Kein Grillenmehl ohne Kennzeichnung
Schon bisher mussten Anbieter von Produkten mit Insekten als Zutaten diese entsprechend kennzeichnen. „Die Angst, dass Grillenmehl jetzt unwissentlich in Lebensmittel beigemischt wird, ist unbegründet", erklärt Thomann dazu. Die in Social-Media-Postings geäußerte Angst, dass Konsument:innen mit der lateinischen Kennzeichnung „Acheta domesticus“ hinter das Licht geführt werden könnten, ist unberechtigt. Laut EU-Verordnung lautet die Kennzeichnung „Acheta domesticus (Hausgrille)“ und ist in Klammern in der jeweiligen Landessprache anzugeben.
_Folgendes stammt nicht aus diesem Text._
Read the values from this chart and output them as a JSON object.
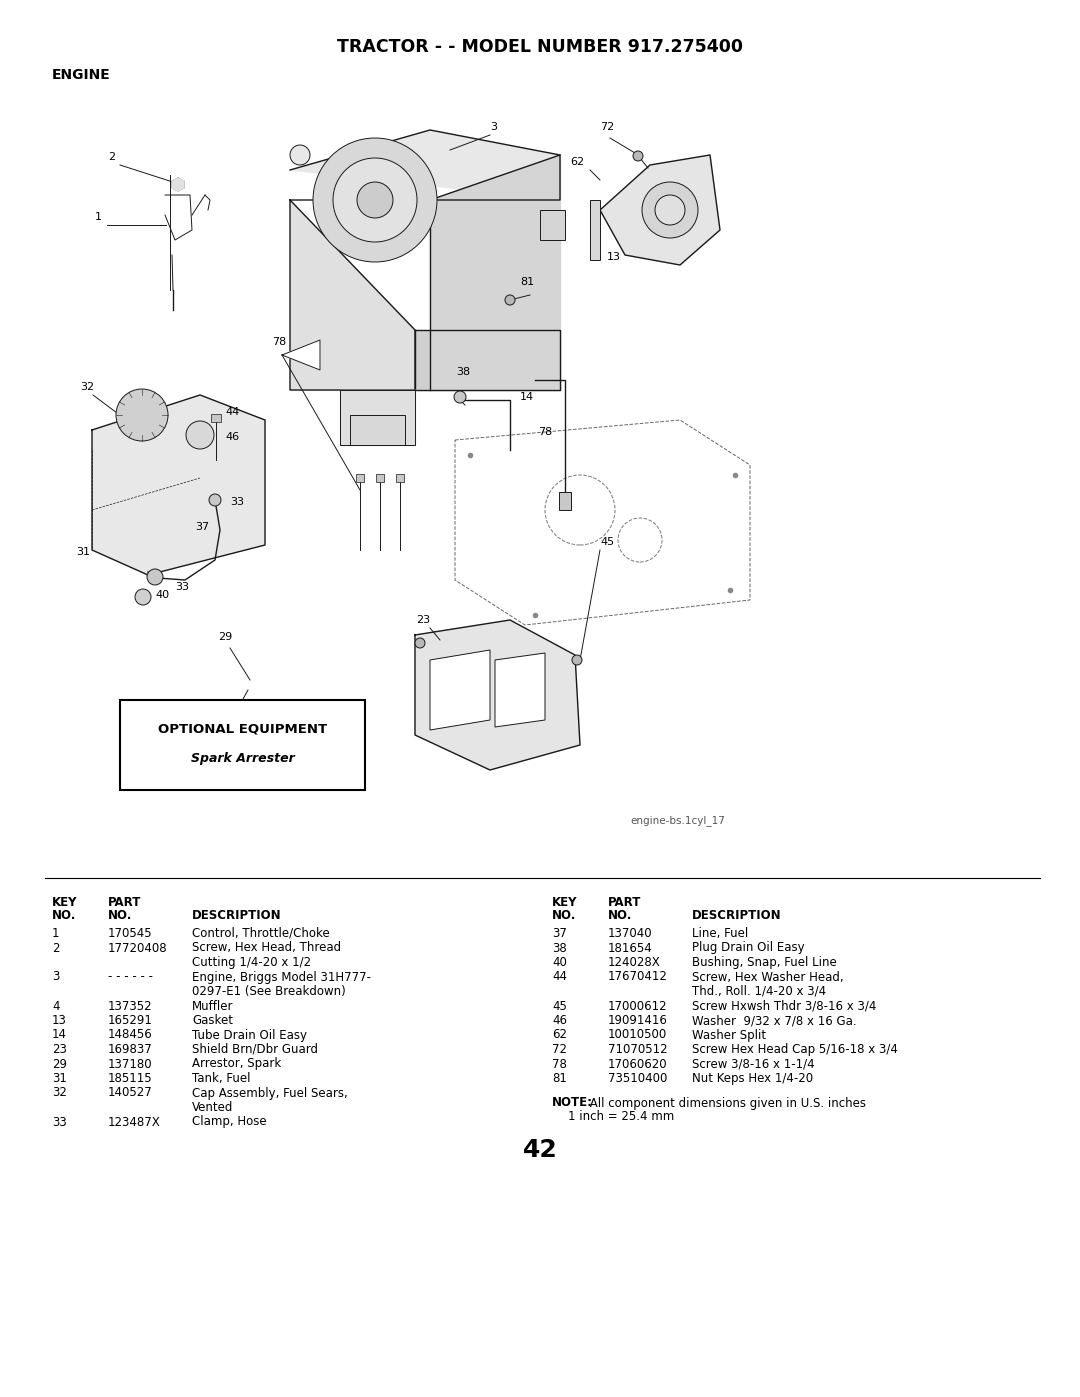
{
  "title": "TRACTOR - - MODEL NUMBER 917.275400",
  "section": "ENGINE",
  "background_color": "#ffffff",
  "title_fontsize": 13,
  "section_fontsize": 10,
  "page_number": "42",
  "optional_equipment_box": {
    "title": "OPTIONAL EQUIPMENT",
    "subtitle": "Spark Arrester"
  },
  "image_credit": "engine-bs.1cyl_17",
  "left_table": {
    "rows": [
      [
        "1",
        "170545",
        "Control, Throttle/Choke",
        false
      ],
      [
        "2",
        "17720408",
        "Screw, Hex Head, Thread",
        true
      ],
      [
        "",
        "",
        "Cutting 1/4-20 x 1/2",
        false
      ],
      [
        "3",
        "- - - - - -",
        "Engine, Briggs Model 31H777-",
        true
      ],
      [
        "",
        "",
        "0297-E1 (See Breakdown)",
        false
      ],
      [
        "4",
        "137352",
        "Muffler",
        false
      ],
      [
        "13",
        "165291",
        "Gasket",
        false
      ],
      [
        "14",
        "148456",
        "Tube Drain Oil Easy",
        false
      ],
      [
        "23",
        "169837",
        "Shield Brn/Dbr Guard",
        false
      ],
      [
        "29",
        "137180",
        "Arrestor, Spark",
        false
      ],
      [
        "31",
        "185115",
        "Tank, Fuel",
        false
      ],
      [
        "32",
        "140527",
        "Cap Assembly, Fuel Sears,",
        true
      ],
      [
        "",
        "",
        "Vented",
        false
      ],
      [
        "33",
        "123487X",
        "Clamp, Hose",
        false
      ]
    ]
  },
  "right_table": {
    "rows": [
      [
        "37",
        "137040",
        "Line, Fuel",
        false
      ],
      [
        "38",
        "181654",
        "Plug Drain Oil Easy",
        false
      ],
      [
        "40",
        "124028X",
        "Bushing, Snap, Fuel Line",
        false
      ],
      [
        "44",
        "17670412",
        "Screw, Hex Washer Head,",
        true
      ],
      [
        "",
        "",
        "Thd., Roll. 1/4-20 x 3/4",
        false
      ],
      [
        "45",
        "17000612",
        "Screw Hxwsh Thdr 3/8-16 x 3/4",
        false
      ],
      [
        "46",
        "19091416",
        "Washer  9/32 x 7/8 x 16 Ga.",
        false
      ],
      [
        "62",
        "10010500",
        "Washer Split",
        false
      ],
      [
        "72",
        "71070512",
        "Screw Hex Head Cap 5/16-18 x 3/4",
        false
      ],
      [
        "78",
        "17060620",
        "Screw 3/8-16 x 1-1/4",
        false
      ],
      [
        "81",
        "73510400",
        "Nut Keps Hex 1/4-20",
        false
      ]
    ]
  },
  "note_bold": "NOTE:",
  "note_regular": " All component dimensions given in U.S. inches",
  "note_line2": "1 inch = 25.4 mm"
}
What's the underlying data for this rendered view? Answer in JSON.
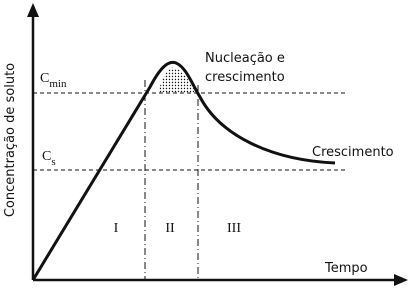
{
  "axes": {
    "y_label": "Concentração de soluto",
    "x_label": "Tempo"
  },
  "levels": [
    {
      "base": "C",
      "sub": "min"
    },
    {
      "base": "C",
      "sub": "s"
    }
  ],
  "annotations": {
    "nucleation": [
      "Nucleação e",
      "crescimento"
    ],
    "growth": "Crescimento"
  },
  "stages": [
    "I",
    "II",
    "III"
  ]
}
Auch die verpflichtenden Allergiehinweise sind nicht neu. Da Personen, die allergisch auf Weichtiere, Krebstiere und/oder Hausstaubmilben sind, auch auf den Verzehr von Insekten allergisch reagieren könnten, ist dieser Allergenhinweis auf allen Produkten mit Insekten anzuführen. Diese zählen laut Zirp im Übrigen „generell nicht zum vegetarisch/veganen Lebensstil“ und müssen daher entsprechend als Lebensmittel tierischen Ursprungs gekennzeichnet werden.
Insekten nach wie vor Nischenprodukt
Generell sehen Expert:innen das Thema eher noch als Zukunftsmusik auf einem bisher überschaubaren Markt. Dass Firmen von der Möglichkeit, Insekten etwa in Kekse oder andere Backwaren zu mischen, Gebrauch machen, liegt laut Lebensmittelchemiker Armin Valet von der Verbraucherzentrale Hamburg „wirklich noch in weiter Ferne“. Auch wirtschaftlich ist der Anreiz demnach noch nicht gegeben. „Produkte mit Insektenmehl werden zum Teil deutlich teurer verkauft“, sagte Valet der Deutschen Presse-Agentur.
Speiseinsekten, die hierzulande vertrieben werden, stammen laut Valet stets aus kontrollierter Aufzucht. Das betont auch Thomann, der lediglich vor dem Verzehr von „Wildfang“ warnt. Dass dieser nicht in den Handel gerät, soll durch das strenge EU-Regelwerk sichergestellt werden. Denn die Lebensmittelsicherheit habe für die Kommission „oberste Priorität“.